Blogger messes up the formatting so its hard to read. From a quick look I don't see anything glaring (but I didn't look that hard). I suspect the problems may be with your models. I have written a JUnit test (which you can convert to a main almost 1 to 1 if you need) that produces results that seem more believable.

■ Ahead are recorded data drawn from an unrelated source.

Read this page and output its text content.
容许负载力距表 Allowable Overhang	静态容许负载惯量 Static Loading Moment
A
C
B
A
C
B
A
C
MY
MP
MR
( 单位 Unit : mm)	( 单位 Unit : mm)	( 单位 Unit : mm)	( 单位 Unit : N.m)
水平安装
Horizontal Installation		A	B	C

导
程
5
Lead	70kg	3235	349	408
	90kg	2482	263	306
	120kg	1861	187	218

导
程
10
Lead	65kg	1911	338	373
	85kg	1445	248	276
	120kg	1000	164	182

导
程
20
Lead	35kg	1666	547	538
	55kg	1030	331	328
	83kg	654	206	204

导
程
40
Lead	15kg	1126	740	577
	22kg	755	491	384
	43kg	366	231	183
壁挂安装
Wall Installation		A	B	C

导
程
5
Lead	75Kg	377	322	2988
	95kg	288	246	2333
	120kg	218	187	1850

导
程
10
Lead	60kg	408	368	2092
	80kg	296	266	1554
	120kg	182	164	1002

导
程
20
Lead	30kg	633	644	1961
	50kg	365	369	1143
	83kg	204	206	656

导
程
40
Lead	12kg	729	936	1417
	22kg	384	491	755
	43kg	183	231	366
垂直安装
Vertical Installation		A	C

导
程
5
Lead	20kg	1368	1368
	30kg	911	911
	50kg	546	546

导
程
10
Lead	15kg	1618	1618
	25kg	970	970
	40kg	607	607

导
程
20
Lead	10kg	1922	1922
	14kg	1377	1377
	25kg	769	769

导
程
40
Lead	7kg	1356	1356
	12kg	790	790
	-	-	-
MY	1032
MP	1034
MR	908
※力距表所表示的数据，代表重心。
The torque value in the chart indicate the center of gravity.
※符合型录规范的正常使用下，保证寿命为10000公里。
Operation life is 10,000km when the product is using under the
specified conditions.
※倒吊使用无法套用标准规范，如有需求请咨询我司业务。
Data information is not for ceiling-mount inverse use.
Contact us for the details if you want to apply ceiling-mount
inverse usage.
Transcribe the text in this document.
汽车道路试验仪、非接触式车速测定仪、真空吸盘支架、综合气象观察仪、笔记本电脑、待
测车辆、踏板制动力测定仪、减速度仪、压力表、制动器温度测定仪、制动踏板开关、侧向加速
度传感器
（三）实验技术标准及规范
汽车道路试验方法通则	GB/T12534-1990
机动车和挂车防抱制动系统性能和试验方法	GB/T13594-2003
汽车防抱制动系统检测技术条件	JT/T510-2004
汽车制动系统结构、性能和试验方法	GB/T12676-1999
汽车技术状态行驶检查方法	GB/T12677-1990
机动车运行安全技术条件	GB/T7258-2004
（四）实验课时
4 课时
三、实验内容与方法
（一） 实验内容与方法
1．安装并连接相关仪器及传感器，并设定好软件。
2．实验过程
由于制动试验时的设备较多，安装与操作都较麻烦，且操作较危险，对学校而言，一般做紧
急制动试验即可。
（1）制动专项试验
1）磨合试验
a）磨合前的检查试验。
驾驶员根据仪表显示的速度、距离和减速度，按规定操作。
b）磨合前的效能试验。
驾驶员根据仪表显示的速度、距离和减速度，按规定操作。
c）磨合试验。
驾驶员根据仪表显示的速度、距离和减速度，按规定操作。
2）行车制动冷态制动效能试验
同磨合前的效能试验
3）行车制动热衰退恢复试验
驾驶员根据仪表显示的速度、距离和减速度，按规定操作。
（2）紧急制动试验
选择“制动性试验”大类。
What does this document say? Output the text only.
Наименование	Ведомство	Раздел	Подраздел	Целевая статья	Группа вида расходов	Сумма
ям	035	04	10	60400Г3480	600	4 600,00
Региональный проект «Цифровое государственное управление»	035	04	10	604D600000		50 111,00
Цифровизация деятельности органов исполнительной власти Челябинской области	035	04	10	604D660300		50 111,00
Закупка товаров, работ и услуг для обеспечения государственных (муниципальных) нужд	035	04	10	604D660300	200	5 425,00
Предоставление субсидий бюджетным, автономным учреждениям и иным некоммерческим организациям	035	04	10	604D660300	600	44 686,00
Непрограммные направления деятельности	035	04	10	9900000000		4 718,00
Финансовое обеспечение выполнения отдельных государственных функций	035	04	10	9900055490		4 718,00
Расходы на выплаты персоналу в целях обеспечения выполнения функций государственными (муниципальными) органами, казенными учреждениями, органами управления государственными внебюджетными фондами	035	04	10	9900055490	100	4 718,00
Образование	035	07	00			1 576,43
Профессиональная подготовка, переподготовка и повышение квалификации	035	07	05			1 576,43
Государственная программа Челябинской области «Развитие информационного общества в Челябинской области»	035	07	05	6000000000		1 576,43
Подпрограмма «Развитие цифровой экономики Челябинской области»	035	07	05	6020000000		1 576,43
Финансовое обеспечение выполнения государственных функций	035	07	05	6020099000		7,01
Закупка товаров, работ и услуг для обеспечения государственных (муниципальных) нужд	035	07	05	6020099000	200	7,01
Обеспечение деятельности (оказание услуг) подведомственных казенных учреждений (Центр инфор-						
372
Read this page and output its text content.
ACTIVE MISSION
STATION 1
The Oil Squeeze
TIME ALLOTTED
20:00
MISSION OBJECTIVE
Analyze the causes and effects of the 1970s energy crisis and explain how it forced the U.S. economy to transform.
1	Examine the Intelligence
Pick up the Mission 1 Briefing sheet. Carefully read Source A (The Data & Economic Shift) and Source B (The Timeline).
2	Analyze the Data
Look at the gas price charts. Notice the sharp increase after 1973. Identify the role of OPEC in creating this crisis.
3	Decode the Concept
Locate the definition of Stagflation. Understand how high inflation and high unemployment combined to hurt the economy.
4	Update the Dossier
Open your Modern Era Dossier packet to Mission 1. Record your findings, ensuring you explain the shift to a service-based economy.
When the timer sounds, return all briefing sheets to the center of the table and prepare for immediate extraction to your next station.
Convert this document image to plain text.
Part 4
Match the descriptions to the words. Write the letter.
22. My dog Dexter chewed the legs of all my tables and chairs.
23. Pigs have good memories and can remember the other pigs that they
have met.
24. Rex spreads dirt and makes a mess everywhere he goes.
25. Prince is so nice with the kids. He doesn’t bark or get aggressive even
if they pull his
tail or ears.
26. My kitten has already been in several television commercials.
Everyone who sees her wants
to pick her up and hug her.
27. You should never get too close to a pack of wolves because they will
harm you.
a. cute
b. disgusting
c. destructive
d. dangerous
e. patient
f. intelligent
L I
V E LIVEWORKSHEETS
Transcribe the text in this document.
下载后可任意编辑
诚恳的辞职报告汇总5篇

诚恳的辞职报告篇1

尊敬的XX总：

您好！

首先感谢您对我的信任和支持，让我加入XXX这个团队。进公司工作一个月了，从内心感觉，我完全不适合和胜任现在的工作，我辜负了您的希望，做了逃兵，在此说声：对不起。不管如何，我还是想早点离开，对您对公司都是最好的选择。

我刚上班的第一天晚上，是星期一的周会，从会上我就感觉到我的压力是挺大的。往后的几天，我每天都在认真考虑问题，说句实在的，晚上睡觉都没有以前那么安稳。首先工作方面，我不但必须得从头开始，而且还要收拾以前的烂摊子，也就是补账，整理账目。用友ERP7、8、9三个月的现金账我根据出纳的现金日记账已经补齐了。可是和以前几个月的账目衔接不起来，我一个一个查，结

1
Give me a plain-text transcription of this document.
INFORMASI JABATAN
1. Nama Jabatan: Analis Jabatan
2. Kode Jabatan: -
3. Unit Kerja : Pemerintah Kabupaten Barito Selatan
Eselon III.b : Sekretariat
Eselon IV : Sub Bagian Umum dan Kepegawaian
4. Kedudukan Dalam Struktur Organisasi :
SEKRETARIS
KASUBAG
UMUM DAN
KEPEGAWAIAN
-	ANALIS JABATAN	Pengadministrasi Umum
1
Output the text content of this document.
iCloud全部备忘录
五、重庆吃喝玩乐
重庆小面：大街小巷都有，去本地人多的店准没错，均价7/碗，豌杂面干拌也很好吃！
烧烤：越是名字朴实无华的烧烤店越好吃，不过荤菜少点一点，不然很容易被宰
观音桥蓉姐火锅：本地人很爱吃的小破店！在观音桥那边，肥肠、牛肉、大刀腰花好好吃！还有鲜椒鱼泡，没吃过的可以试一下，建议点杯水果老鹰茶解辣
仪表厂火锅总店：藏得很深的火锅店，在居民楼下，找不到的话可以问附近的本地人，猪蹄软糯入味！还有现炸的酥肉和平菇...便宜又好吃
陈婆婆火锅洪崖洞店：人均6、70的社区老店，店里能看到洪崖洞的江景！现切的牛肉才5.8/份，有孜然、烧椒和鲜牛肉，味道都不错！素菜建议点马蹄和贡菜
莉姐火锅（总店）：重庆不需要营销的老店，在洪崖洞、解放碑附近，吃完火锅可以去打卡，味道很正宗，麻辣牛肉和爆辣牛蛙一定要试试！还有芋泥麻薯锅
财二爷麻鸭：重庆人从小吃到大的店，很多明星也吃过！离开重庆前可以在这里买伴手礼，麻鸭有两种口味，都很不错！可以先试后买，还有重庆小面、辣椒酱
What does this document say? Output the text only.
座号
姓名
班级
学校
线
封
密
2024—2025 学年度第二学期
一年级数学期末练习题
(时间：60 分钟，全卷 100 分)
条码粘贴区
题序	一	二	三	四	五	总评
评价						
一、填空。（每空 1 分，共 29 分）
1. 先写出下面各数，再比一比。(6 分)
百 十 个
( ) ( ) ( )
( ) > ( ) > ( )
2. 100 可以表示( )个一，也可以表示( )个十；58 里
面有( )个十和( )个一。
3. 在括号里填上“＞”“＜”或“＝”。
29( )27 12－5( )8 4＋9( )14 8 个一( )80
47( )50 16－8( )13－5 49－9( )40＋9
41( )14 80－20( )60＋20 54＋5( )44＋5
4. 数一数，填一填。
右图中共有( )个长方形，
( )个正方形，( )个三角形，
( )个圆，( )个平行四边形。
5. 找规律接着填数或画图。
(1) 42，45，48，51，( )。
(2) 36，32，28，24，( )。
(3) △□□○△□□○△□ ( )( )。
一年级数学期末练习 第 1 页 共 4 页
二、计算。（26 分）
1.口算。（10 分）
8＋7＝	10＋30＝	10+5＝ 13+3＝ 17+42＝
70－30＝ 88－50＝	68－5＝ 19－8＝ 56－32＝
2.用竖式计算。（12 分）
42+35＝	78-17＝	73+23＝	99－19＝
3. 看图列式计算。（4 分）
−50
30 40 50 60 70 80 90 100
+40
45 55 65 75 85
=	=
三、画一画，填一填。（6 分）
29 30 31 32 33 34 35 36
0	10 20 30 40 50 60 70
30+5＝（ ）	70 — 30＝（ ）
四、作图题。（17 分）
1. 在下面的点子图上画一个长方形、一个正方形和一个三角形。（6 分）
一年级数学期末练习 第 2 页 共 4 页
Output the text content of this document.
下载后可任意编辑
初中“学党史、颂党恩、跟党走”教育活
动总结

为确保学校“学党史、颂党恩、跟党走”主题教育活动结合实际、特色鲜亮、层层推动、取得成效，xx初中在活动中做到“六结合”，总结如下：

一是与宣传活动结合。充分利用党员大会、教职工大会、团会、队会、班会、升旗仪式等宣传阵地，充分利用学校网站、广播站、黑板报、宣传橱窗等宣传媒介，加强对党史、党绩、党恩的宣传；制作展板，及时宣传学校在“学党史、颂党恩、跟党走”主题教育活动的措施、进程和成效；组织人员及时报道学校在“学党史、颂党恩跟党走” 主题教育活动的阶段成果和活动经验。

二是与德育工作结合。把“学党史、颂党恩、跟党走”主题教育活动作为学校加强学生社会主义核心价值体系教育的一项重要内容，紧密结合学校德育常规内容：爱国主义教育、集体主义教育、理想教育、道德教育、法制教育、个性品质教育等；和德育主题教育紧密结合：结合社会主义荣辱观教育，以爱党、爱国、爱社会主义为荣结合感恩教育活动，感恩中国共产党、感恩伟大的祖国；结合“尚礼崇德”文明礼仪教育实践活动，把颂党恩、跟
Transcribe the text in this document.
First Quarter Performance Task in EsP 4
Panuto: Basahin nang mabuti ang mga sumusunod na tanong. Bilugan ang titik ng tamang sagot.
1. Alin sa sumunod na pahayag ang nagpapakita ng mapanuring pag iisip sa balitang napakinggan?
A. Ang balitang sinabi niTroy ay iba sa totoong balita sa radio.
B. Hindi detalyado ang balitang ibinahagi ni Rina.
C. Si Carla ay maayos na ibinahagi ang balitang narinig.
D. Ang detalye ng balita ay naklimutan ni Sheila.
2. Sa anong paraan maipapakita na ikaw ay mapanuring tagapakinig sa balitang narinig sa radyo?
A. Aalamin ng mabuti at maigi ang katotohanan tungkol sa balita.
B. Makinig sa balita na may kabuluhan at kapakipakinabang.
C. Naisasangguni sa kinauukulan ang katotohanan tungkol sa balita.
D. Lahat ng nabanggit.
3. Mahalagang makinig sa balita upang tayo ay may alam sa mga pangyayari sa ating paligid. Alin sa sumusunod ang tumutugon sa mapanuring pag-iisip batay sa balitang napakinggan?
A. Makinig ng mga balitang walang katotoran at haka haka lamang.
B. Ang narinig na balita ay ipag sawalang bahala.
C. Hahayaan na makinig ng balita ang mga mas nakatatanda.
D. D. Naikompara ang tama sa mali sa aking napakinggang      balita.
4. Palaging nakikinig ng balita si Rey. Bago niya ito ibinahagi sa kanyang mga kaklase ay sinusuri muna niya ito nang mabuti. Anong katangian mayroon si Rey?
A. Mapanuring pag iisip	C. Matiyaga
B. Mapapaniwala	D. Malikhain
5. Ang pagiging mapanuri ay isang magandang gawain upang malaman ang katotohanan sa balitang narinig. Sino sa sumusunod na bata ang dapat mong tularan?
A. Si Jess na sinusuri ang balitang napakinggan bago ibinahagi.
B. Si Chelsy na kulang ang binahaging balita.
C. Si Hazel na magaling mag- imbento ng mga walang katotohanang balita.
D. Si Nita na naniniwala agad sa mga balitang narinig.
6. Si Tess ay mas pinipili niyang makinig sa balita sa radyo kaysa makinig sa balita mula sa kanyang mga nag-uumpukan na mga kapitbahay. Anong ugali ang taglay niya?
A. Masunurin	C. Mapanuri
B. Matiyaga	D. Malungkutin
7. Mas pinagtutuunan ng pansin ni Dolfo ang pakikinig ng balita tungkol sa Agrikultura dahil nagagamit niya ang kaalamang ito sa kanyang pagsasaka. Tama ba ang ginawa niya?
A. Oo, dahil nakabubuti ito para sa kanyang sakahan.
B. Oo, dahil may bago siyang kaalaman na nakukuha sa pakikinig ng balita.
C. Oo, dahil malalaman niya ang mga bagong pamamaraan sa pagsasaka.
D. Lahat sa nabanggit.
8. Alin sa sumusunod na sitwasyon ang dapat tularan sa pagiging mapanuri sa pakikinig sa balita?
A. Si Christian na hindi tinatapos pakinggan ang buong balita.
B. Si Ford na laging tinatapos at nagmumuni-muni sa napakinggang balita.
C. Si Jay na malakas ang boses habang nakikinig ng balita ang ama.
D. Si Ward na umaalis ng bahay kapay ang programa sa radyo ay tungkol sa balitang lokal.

Both the code snippet and results can be found in the code snip here: http://pastebin.com/bUDY7fb0

Vivek Kumar said...

Hi,

Can you please describe the use of UimaUtils in your example. Do I need to create any custom code to run this example?

Regards
Vivek

Sujit Pal said...

Hi Vivek, sorry did not include the source for UimaUtils.java, here it is.

Vivek Kumar said...

Hi Sujit,

I have two versions of noun phrases extractor both giving same result, one using uima and one without using uima. Can you please explain apart from time on which parameter should I select one?

Sujit Pal said...

I think you may want to use UIMA if you want to put your extractor into a pipeline of other UIMA components or you want to use UIMA's built in features, for example if you want to change the model and have the extractor automatically refresh itself using a reinit() call from your client. Otherwise, it may make more sense to build a non-UIMA pipeline and bypass the pain of UIMA configuration.